Final answer:
To react with 2.43 g of Cu(NO₃)₂, 0.124 liters (124 mL) of a 0.209 M KI solution is needed, following the stoichiometric ratio of the chemical reaction.
Step-by-step explanation:
To calculate how many liters of 0.209 M KI solution is needed to completely react with 2.43 g of Cu(NO₃)₂, we must first convert the mass of copper(II) nitrate to moles by using its molar mass.

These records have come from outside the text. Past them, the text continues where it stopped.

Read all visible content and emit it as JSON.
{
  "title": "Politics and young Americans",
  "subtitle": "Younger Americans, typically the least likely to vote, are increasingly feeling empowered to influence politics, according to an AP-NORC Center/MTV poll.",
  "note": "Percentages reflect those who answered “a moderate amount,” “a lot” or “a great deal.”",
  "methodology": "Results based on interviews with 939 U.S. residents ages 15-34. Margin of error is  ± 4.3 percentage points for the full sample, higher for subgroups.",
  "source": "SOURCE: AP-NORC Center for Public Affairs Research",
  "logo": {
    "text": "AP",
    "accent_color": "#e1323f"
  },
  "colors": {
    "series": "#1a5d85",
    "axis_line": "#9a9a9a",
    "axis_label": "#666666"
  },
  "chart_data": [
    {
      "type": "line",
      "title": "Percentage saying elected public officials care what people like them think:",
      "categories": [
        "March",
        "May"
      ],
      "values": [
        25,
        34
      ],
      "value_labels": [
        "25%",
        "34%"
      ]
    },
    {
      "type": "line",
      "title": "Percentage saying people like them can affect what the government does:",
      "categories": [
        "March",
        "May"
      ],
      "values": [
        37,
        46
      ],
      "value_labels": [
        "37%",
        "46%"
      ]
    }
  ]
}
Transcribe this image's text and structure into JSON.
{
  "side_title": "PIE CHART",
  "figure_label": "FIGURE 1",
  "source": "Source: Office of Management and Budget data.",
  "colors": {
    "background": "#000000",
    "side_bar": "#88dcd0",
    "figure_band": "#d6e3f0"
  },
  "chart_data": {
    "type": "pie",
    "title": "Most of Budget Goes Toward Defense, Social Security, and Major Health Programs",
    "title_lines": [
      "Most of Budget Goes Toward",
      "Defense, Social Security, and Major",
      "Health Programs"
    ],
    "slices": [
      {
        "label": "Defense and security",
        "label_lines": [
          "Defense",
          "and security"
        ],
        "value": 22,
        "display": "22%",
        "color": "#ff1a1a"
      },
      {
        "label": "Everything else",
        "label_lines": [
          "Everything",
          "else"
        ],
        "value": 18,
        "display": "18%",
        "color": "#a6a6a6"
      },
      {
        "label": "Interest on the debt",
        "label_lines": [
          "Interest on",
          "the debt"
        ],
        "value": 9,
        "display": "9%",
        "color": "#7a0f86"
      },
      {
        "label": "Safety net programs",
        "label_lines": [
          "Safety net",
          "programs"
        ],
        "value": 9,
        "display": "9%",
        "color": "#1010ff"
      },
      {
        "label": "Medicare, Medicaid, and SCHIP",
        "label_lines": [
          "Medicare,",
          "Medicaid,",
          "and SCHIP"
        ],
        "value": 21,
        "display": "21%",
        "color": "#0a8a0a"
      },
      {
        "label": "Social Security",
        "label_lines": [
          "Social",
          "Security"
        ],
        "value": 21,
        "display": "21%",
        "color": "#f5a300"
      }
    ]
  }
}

The molar mass of Cu(NO₃)₂ is approximately 187.5 g/mol, so:
moles of Cu(NO₃)₂ = 2.43 g / 187.5 g/mol = 0.01296 mol
According to the balanced chemical equation given, the stoichiometry of Cu(NO₃)₂ to KI is 1:2. Thus, for every mole of Cu(NO₃)₂, two moles of KI are required. So we need:
moles of KI needed = 0.01296 mol Cu(NO₃)₂ * 2 mol KI/mol Cu(NO₃)₂ = 0.02592 mol KI
Now we will convert the moles of KI to liters of the 0.209 M KI solution:
liters of KI solution = moles of KI / Molarity of KI = 0.02592 mol / 0.209 M = 0.124 L
0.124 liters (124 mL) of 0.209 M KI solution is needed to react completely with 2.43 g of Cu(NO₃)₂.